Der für Präsentationen bis dato kaum genützte Stiegenhausbereich des Lentos ist wiederum einem Überblick von Auftragsarbeiten im öffentlichen Raum gewidmet. Teile ihrer, sich sanft ins Ortsbild integrierenden skulpturalen Interventionen in Marienthal/Gramatneusiedl wurden von ebendort für die Ausstellung nach Linz transferiert und veredeln als subversive Splitter der Reihe Arbeite Nie (2013/15) den Museumsebenendurchgang.
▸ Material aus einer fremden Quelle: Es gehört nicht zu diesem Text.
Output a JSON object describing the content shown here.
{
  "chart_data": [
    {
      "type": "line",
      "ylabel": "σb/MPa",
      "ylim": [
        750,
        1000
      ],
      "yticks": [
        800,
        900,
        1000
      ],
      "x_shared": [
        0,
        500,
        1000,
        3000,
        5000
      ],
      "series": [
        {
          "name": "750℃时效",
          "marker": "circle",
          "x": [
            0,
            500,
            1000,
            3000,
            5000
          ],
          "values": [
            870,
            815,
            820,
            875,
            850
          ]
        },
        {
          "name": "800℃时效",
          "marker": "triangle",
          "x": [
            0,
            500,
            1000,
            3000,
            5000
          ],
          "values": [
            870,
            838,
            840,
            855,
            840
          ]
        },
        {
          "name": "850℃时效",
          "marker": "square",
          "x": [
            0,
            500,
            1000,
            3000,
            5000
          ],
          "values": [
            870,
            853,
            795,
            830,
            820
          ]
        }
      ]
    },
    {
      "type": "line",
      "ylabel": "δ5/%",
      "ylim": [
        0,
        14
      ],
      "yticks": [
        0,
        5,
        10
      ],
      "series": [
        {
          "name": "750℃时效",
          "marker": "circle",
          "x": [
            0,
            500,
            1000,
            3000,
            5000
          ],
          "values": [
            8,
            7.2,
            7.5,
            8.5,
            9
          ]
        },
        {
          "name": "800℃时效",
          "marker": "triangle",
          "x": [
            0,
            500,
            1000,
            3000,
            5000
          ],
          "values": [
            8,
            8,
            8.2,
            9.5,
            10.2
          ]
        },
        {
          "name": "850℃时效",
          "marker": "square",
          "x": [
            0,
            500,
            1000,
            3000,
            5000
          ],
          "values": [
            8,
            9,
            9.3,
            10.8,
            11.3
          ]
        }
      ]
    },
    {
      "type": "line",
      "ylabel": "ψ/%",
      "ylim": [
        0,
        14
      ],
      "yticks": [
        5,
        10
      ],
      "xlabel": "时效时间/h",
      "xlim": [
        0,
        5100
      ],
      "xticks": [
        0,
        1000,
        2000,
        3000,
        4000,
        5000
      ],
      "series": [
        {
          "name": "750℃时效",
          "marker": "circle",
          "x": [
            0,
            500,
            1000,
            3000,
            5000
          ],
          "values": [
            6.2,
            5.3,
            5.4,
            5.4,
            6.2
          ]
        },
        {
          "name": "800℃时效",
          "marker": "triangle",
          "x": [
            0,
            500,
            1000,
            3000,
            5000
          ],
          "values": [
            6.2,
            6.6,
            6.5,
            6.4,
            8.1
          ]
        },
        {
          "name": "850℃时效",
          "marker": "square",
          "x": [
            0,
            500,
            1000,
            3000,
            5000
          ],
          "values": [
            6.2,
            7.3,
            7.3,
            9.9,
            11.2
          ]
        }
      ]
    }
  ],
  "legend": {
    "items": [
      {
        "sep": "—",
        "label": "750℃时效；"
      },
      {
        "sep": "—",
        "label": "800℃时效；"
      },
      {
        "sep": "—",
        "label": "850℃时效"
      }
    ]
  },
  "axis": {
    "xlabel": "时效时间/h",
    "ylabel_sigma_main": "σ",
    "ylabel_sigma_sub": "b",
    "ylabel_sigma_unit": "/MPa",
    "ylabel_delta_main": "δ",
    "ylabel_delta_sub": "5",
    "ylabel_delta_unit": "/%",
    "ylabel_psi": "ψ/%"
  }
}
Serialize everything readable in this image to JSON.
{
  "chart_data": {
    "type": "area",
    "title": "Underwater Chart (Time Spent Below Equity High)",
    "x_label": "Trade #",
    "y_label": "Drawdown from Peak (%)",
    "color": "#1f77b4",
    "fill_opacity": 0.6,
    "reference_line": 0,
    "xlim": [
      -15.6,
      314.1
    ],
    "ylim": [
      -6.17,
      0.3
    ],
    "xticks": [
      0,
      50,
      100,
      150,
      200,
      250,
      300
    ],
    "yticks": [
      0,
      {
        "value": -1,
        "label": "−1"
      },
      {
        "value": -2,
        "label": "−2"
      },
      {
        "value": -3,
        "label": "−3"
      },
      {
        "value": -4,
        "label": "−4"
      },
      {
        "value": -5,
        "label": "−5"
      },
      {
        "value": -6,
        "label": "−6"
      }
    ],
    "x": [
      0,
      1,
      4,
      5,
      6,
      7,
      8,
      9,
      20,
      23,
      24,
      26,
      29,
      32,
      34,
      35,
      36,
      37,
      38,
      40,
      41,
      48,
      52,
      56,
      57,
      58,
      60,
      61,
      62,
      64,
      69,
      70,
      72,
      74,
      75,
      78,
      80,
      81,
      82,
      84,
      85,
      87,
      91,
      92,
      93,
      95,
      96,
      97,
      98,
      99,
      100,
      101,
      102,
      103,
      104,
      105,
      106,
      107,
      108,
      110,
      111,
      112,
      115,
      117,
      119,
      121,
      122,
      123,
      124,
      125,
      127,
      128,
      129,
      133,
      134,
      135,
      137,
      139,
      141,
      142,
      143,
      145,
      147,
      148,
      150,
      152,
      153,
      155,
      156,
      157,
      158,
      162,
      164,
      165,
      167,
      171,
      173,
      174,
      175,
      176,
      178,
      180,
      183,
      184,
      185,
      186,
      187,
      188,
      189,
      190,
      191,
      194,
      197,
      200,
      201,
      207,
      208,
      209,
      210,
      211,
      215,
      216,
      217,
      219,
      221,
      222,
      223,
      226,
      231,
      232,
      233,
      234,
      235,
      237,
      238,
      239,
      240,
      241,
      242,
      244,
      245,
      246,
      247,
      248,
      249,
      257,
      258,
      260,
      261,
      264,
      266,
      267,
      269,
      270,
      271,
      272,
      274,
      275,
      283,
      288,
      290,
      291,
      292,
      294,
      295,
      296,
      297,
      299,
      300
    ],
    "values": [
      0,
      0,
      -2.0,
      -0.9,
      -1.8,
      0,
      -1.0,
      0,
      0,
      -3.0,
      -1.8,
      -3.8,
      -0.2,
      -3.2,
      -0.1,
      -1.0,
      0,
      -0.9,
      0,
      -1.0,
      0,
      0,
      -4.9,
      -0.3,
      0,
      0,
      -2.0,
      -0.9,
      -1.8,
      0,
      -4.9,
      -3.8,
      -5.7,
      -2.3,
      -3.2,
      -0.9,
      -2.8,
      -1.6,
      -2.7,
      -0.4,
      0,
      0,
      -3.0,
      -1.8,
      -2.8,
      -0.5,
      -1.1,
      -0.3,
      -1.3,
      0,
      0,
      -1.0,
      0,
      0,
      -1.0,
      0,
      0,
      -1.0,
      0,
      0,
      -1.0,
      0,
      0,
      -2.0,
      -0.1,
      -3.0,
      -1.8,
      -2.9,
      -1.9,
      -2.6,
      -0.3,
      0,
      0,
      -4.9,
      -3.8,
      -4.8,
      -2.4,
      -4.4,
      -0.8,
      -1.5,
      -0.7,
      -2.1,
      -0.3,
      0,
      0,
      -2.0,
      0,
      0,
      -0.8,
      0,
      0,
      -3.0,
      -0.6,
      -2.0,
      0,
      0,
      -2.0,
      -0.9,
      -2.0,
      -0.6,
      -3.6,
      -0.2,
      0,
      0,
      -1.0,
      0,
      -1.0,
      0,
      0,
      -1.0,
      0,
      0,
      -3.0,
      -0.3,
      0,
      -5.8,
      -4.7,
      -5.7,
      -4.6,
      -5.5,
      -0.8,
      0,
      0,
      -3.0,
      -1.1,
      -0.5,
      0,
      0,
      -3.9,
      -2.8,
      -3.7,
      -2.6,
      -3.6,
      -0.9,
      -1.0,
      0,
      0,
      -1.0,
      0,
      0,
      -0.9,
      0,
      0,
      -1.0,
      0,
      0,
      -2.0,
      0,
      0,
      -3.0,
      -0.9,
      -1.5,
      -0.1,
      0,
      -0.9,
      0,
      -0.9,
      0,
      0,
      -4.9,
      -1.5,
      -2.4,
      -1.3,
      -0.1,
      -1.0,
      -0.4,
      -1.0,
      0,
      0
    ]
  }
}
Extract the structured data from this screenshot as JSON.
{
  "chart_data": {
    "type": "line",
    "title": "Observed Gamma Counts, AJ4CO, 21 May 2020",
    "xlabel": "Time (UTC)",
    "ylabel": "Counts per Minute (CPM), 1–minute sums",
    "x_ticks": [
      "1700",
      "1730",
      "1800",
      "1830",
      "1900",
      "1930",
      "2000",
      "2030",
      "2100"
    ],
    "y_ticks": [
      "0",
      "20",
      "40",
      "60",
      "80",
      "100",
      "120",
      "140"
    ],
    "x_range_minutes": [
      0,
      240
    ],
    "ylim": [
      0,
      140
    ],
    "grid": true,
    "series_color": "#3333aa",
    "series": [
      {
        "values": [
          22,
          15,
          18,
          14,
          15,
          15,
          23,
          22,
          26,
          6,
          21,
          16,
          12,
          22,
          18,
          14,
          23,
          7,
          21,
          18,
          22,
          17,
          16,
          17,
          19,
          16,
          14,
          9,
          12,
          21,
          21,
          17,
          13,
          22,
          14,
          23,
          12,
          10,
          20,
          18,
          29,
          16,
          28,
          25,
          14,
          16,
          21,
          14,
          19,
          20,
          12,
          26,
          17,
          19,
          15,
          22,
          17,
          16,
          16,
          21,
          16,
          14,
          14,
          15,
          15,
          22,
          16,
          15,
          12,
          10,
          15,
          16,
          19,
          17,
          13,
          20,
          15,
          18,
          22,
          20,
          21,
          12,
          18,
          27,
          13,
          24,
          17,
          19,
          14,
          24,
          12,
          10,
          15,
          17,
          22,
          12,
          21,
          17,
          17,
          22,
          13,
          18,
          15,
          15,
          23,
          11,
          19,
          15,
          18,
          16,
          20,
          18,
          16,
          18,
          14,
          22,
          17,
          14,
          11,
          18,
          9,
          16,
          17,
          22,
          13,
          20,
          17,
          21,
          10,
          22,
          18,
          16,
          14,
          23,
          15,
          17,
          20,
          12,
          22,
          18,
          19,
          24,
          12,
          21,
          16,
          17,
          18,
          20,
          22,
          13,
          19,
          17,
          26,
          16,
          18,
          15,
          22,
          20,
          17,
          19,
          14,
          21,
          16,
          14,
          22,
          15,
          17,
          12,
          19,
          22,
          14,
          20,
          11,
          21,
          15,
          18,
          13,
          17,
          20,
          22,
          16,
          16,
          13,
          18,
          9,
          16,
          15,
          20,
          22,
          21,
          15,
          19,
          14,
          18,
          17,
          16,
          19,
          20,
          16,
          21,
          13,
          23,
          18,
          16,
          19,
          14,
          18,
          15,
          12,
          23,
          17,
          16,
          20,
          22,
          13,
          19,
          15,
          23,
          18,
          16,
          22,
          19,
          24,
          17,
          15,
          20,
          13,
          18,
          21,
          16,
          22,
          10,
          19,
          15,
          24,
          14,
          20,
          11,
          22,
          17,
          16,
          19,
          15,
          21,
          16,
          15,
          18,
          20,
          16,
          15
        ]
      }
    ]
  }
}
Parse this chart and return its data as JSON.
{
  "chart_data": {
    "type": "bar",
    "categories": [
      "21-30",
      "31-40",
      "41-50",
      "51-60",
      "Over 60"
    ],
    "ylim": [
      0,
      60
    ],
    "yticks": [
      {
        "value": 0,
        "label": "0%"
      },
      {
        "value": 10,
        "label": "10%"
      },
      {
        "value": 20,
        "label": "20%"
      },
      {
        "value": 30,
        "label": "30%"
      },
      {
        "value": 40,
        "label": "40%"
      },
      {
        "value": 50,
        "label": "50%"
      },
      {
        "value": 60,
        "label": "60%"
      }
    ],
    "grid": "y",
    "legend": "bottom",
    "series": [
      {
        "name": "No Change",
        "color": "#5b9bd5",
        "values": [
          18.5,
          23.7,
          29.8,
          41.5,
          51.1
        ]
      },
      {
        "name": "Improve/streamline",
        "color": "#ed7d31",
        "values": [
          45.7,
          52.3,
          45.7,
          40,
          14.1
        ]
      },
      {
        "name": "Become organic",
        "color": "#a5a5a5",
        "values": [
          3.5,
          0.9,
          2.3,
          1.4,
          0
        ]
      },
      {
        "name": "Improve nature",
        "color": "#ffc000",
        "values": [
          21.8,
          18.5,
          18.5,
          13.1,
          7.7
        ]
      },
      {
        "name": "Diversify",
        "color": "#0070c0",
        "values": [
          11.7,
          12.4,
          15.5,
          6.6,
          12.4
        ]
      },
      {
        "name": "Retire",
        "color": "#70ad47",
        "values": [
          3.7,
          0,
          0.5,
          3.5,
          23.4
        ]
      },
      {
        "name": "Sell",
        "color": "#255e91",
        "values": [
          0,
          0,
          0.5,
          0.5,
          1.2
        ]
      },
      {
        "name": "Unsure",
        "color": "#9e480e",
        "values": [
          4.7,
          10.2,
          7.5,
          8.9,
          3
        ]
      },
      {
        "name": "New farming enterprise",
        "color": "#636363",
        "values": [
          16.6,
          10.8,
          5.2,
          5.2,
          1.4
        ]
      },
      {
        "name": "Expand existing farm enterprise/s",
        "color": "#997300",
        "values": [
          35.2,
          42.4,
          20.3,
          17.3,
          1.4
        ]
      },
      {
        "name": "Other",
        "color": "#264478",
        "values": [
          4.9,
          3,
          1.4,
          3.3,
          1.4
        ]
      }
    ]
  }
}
Auch die Dokumentation ihrer 2015 auf fünf Stockwerken realisierten Wandmalerei und eines montierten LightGlass-Leitsystems in der WIPARK Garage an der Freyung in Wien erfahren Überprüfung vor einem dem Originalstandort fast entsprechenden Stimmungshintergrund.
Amor vincit omnia gelingt es, Entwicklung, Werkstränge, den Aktionsradius und die Arbeits- und Agitationsfelder einer ausnehmend konsequenten Malerin, Aktivistin und Künstlerin aufzuzeigen. Sie erschließt Kernanliegen ihrer politisch-poetischen und emanzipatorischen Bildpolitik und ermöglicht diese als Startpunkt ihrer Fortwirkung auszumachen, an deren Formulierung und Updates Linda Bilda bis zuletzt in Form ihres POPPOPOE-Manifests gearbeitet hat.